Adult children caring for elderly parents often face significant resistance from loved ones when they suggest any senior care option. This resistance can feel out-sized, selfish, and at times even delusional to adult children who notice the challenges elderly parents face while navigating everyday life.
One of the most effective tools for overcoming resistance in any adult, especially when caring for elderly parents, is to reframe how we approach and communicate about the situation. In this post, we’ll share some of our top tips for reframing these conversations with elderly parents. For the purposes of the below, we’re assuming the adult children would like their loved one to consider bringing in some help at home to maintain their independence.
Step 1: Acknowledge their need for control.
Remember This: Elderly parents suffer significant losses as they age. They may lose spouses, friends, physical or mental prowess, community standing, etc. Elderly parents struggle to maintain control because they are losing it in so many other areas of their life.
Say This: Mom/Dad, I know you love your home, and you cherish the life you have lived here independently for so many years. Anyone would. That’s why I/we want to do everything in our power to support you and to help you maintain control and independence over your life and future decisions.
Step 2: State your intentions.
Remember This: We all act in our own self-interest at times with baked-in biases and preferences. You can take a great deal of pressure off you and your loved one by setting and expressing your intention to help them first. Let them know you’re not here to push them around, you’re here to help them act according to their wishes. Whenever you’re at odds or need to redirect yourself or your loved one, simply re-state this intention.
Say This: My/Our intentions are solely to help. I/we will stand by you and help you with whatever decision you choose. The important thing is that we stick together as a family and determine how you want to handle this so we can act according to your wishes.

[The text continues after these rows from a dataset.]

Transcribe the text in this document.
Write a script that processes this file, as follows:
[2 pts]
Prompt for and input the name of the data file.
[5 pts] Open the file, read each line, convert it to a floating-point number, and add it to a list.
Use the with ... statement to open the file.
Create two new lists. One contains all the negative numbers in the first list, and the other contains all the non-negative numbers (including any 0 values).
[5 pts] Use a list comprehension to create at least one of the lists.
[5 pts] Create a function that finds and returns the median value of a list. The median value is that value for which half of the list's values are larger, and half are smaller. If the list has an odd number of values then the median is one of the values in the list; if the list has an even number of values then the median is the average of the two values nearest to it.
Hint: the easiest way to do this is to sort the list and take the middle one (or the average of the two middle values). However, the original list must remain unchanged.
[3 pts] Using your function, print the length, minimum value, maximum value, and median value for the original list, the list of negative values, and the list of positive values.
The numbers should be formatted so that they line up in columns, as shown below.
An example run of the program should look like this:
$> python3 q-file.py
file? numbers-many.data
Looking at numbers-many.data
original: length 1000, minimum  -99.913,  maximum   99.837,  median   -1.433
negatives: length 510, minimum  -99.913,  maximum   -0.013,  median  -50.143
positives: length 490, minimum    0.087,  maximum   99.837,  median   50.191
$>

Step 3: Outline any concerns.
Remember This: This shouldn’t be a laundry list of your loved one’s deficiencies. Instead, identify and organize your concerns and do your research. If you need a good place to start, think… “how have I been supporting this person to help them maintain their independence?”
Say This: As you know, I’ve/we’ve been very concerned recently about some incidences related to your memory and self-awareness. What may seem like simple forgetfulness to you now could easily lead to serious situations that could compromise your health and safety in the future. Since I/we can’t be present 24/7, even if something small occurs, it could be difficult for us to intervene meaningfully before something serious occurs. I don’t/none of us want to see you forced into making a decision outside of your control. That likely means acting before you feel ‘ready,’ but deciding now prevents us from being forced into a situation that you can’t control later. And it really helps me support you better.
Step 4: Transition to a discussion about the options.
Remember This: You do not own stock in these senior care options, so don’t over-invest in any option! Remember that ‘doing nothing’ is ALSO an option and decision that an independent and autonomous adult is allowed to make. If your loved one makes that decision (and many will!), the best way to address that is to gently but kindly set boundaries around how much support you can provide. And, to remind your loved one that by delaying or refusing to get help, they may have less choice in future.
Say This: Let’s talk about the options I’ve/we’ve explored recently and some ways you can maintain your independence and bring this situation under better control.
- Stay at Home Safely. Our/my understanding is that living at home independently is your highest priority. We/I totally understand and agree with that. But I/we need some support to help me/us do that. A Service like CarePods can help me/us with additional support to address some of the above concerns while also helping you stay at home and maintain your health. While it may take you some time to get used to having ‘new’ people coming into your home occasionally, we agree that this is an affordable and appropriate option that keeps you independent and at home where you want to be.
- Do nothing. In the event you choose this option, this means that I/we will need to be on-hand more to support you because of these concerns. Or, that I/we don’t provide additional support because I/we have other demands on my time. Then, we could wait until something ‘bad’ happens and you may need to be hospitalized or go to a facility. I respect your right to make this choice but want you to understand how it may impact me and you in the future.
Step 5: Repeat as needed while caring for your elderly parents.
Remember this: The conversation likely won’t flow this naturally or easily but try to stick to the outline if you get lost or hit a roadblock. The goal is to ‘go with the resistance’ instead of fighting your loved one. If staying home with help is their option of choice, GREAT, let’s make progress there.
If the option is to do nothing, you’ll need to reiterate that that is the only choice that stymies their ability to remain in control and puts you and the family in a difficult position. You’ll need to be firm and patient in reminding them that if they choose not to act; they’re asking you to do more and putting their future independence and health at risk.